Add bookmarks/outline to PDF or DJVU files to better scroll through its contents.
These small tools simplify the addititon of bookmarks/contents to PDF or DJVU files.
Put the Python module contents.py
somewhere in your python path. Or modify the python path to tell where to find the module.
Make sure you have djvused
installed (via DjVuLibre).
Put the Shell scripts (.sh
files) in an accessible folder, such as in ~/bin/
In case you only have PDFTK, the second part of the script has to be modified to use PDFTK instead of CPDF.
First, you have to manually write in a text file (e.g. contents.txt
) the contents of the pdf file you want to put bookmarks in:
- one line per bookmark;
- blank lines are ignored;
- the page number must be at the end of the line, seperated by a whitespace (other separator possible, not tested yet);
- indentation is functional: the depth of the bookmark is proportional to the number of whitespaces at the beginning of the line;
- page offsets in the form
+10
or-8
on separate lines; - if you use CPDF, the caracter
"
is reserved and connot be used (see generated filecontents.bmk
).
The Python module contents.py
converts the contents of the pdf file into a format enabling the addition of bookmarks in the pdf with the chosen tool (CPDF or PDFTK). By default, it searches the contents.txt
file and writes a contents.bmk
file.
The simplest line is therefore, in a Python terminal:
from contents import Contents
Contents().write4CPDF()
See the Python module for the following options:
- page number offset;
- open bookmarks or not (CPDF);
- debug option in case writing the
contents.bmk
file fails.
This now takes place in a terminal.
cpdf -add-bookmarks contents.bmk in.pdf -o out.pdf
First, get the metadata of the PDF file:
pdftk file.pdf dump_data > metadata.txt
Then, modify the metadata file by including contents.bmk
after the line containing the keyword NumberOfPages:
.
Finally, updade the PDF metadata:
pdftk file.pdf update_info metadata.txt output newfile.pdf
Use the two following commands:
djvused -e print-outline book.djvu
djvused -s -e 'set-outline contents.bmk' book.djvu
The shell script addpdfcontents.sh
allows, in one line, to directly add the bookmarks in a pdf file with CPDF, provided the contents.txt
file is in the current directory.
addpdfcontents.sh file.pdf
The shell script adddjvucontents.sh
does the same on djvu files, using djvused
.
The thrid shell script, watchpdfcontents.sh
, allows to add the bookmarks in the pdf file each time the file contents.txt
is modified. This can be useful to see the resulting pdf file while typing the contents file.

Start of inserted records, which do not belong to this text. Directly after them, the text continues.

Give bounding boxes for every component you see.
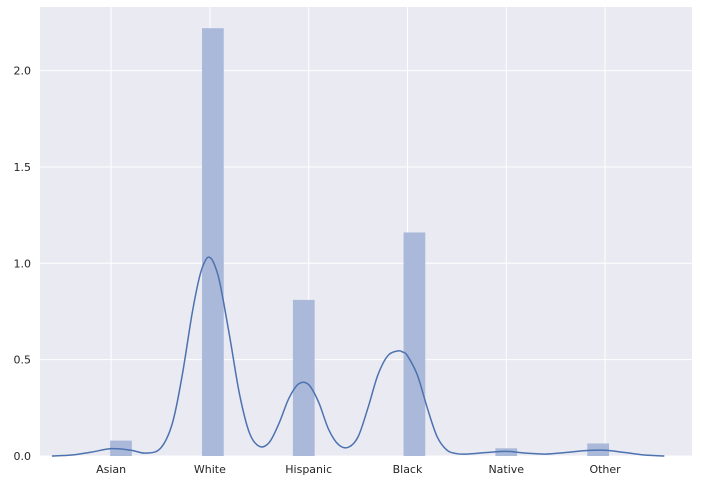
y-tick-label: 0.5 — [14, 354, 32, 367]
histogram-bar — [403, 232, 426, 456]
histogram-bar — [110, 440, 132, 456]
histogram-bar — [292, 299, 315, 456]
kde-curve — [51, 256, 665, 457]
plot-area — [40, 7, 692, 456]
y-axis-ticks: 0.0 0.5 1.0 1.5 2.0 — [14, 65, 32, 463]
x-tick-label: Other — [589, 463, 621, 476]
histogram-bar — [202, 28, 224, 457]
histogram-bar — [495, 448, 518, 456]
x-axis-ticks: Asian White Hispanic Black Native Other — [96, 463, 621, 476]
bars — [110, 28, 610, 457]
x-tick-label: Native — [488, 463, 524, 476]
y-tick-label: 0.0 — [14, 450, 32, 463]
y-tick-label: 1.5 — [14, 161, 32, 174]
x-tick-label: Asian — [96, 463, 126, 476]
y-tick-label: 1.0 — [14, 257, 32, 270]
x-tick-label: Hispanic — [285, 463, 332, 476]
x-tick-label: Black — [393, 463, 423, 476]
y-tick-label: 2.0 — [14, 65, 32, 78]
grid-lines — [40, 7, 692, 457]
x-tick-label: White — [194, 463, 226, 476]
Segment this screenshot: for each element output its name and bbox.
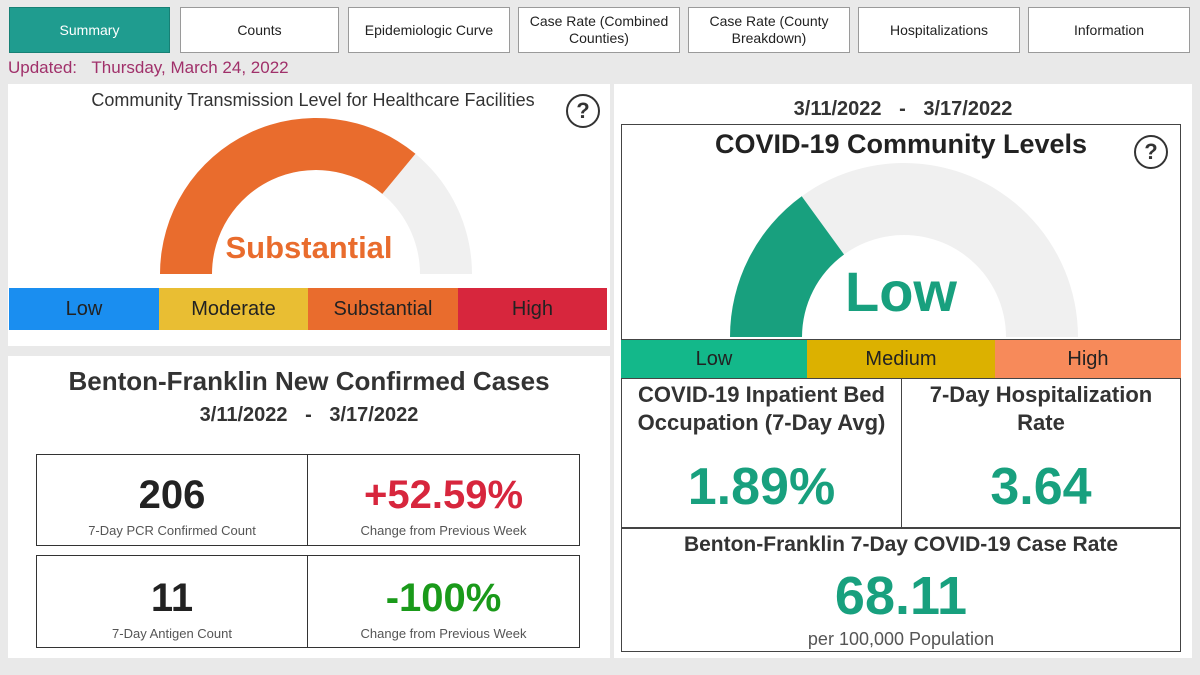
community-title: COVID-19 Community Levels	[714, 129, 1088, 159]
tab-counts[interactable]: Counts	[180, 7, 339, 53]
hospitalization-rate-title-line-1: 7-Day Hospitalization	[929, 382, 1153, 407]
pcr-change-value: +52.59%	[363, 473, 524, 517]
tab-information[interactable]: Information	[1028, 7, 1190, 53]
updated-date: Thursday, March 24, 2022	[91, 58, 289, 77]
pcr-count-label: 7-Day PCR Confirmed Count	[88, 523, 256, 538]
community-gauge	[730, 163, 1078, 337]
community-gauge-track	[730, 163, 1078, 337]
pcr-count-card: 206 7-Day PCR Confirmed Count	[36, 454, 308, 546]
tab-epidemiologic-curve[interactable]: Epidemiologic Curve	[348, 7, 510, 53]
tab-case-rate-combined[interactable]: Case Rate (Combined Counties)	[518, 7, 680, 53]
transmission-gauge	[160, 118, 472, 274]
cases-date-start: 3/11/2022	[199, 404, 288, 426]
tab-summary[interactable]: Summary	[9, 7, 170, 53]
community-panel: 3/11/2022 - 3/17/2022 COVID-19 Community…	[614, 84, 1192, 658]
community-gauge-card: COVID-19 Community Levels ? Low	[621, 124, 1181, 340]
transmission-gauge-fill	[160, 118, 416, 274]
case-rate-subtitle: per 100,000 Population	[807, 629, 995, 649]
pcr-change-card: +52.59% Change from Previous Week	[307, 454, 580, 546]
transmission-scale-high: High	[458, 288, 607, 330]
tab-case-rate-county[interactable]: Case Rate (County Breakdown)	[688, 7, 850, 53]
bed-occupation-title-line-2: Occupation (7-Day Avg)	[637, 410, 886, 435]
antigen-count-label: 7-Day Antigen Count	[112, 626, 232, 641]
pcr-change-label: Change from Previous Week	[360, 523, 527, 538]
community-scale-low: Low	[621, 340, 807, 378]
community-date-start: 3/11/2022	[793, 98, 882, 120]
hospitalization-rate-value: 3.64	[990, 458, 1092, 516]
community-level-label: Low	[845, 260, 957, 323]
antigen-count-card: 11 7-Day Antigen Count	[36, 555, 308, 648]
community-scale-medium: Medium	[807, 340, 995, 378]
transmission-level-label: Substantial	[225, 230, 393, 265]
hospitalization-rate-title-line-2: Rate	[1017, 410, 1065, 435]
bed-occupation-value: 1.89%	[687, 458, 836, 516]
cases-panel: Benton-Franklin New Confirmed Cases 3/11…	[8, 356, 610, 658]
transmission-scale-substantial: Substantial	[308, 288, 458, 330]
antigen-change-value: -100%	[385, 576, 502, 620]
bed-occupation-title: COVID-19 Inpatient Bed Occupation (7-Day…	[622, 381, 901, 437]
transmission-scale-low: Low	[9, 288, 159, 330]
community-date-end: 3/17/2022	[923, 98, 1013, 120]
antigen-change-label: Change from Previous Week	[360, 626, 527, 641]
transmission-help-icon[interactable]: ?	[566, 94, 600, 128]
pcr-count-value: 206	[138, 473, 206, 517]
antigen-count-value: 11	[150, 576, 194, 620]
cases-title: Benton-Franklin New Confirmed Cases	[68, 366, 550, 396]
case-rate-card: Benton-Franklin 7-Day COVID-19 Case Rate…	[621, 528, 1181, 652]
community-date-sep: -	[899, 98, 906, 120]
community-scale-high: High	[995, 340, 1181, 378]
bed-occupation-card: COVID-19 Inpatient Bed Occupation (7-Day…	[621, 378, 902, 528]
updated-label: Updated:	[8, 58, 77, 77]
bed-occupation-title-line-1: COVID-19 Inpatient Bed	[638, 382, 885, 407]
case-rate-value: 68.11	[834, 566, 968, 626]
transmission-panel: Community Transmission Level for Healthc…	[8, 84, 610, 346]
tab-hospitalizations[interactable]: Hospitalizations	[858, 7, 1020, 53]
community-gauge-fill	[730, 196, 845, 337]
cases-date-end: 3/17/2022	[329, 404, 419, 426]
antigen-change-card: -100% Change from Previous Week	[307, 555, 580, 648]
cases-date-sep: -	[305, 404, 312, 426]
updated-line: Updated: Thursday, March 24, 2022	[8, 58, 289, 78]
transmission-scale-moderate: Moderate	[159, 288, 308, 330]
community-date-range: 3/11/2022 - 3/17/2022	[614, 98, 1192, 121]
hospitalization-rate-card: 7-Day Hospitalization Rate 3.64	[901, 378, 1181, 528]
cases-date-range: 3/11/2022 - 3/17/2022	[8, 404, 610, 427]
hospitalization-rate-title: 7-Day Hospitalization Rate	[902, 381, 1180, 437]
community-help-icon[interactable]: ?	[1134, 135, 1168, 169]
case-rate-title: Benton-Franklin 7-Day COVID-19 Case Rate	[683, 533, 1119, 556]
transmission-title: Community Transmission Level for Healthc…	[91, 90, 535, 110]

Last, the autoindentcontents.sh
script performs automatic indentation of a text file containing the table of contents:
- works only for "1.2.3 Subection title"-like TOC;
- also has a
-d
option to remove lines of dots ("........" often present between title and page number).
- pdfoutline is very similar. It relies on
ghostscript
to add the outline to the pdf. I did not find this tool when I developped the present one. Very slow but page number offset can be given anywhere in the contents file (this functionality is now also available). Can also significantly increase the size of the pdf (I have to find out why and in which cases precisely); - pdfoutliner seems a good option (not tested, only recently discovered), relies on
pdftk
; - simple-PDF-outline-adder also uses
ghostscript
. The main drawback is that the outline text file must have, on each line, the page numbers BEFORE the title text; - pdfoutline is Haskell based and requires the level of each entry to be written explicitly (and is not determined from indentation of the text file);
- doc-tools-toc is a tool to manage table of contents (TOC) of pdf and djvu files with Emacs.
- QuickOutline has a GUI and seems to be very powerful (automatically creates the outline from the OCR of the outline);
- HandyOutliner also treats PDF and DJVU files, GUI based.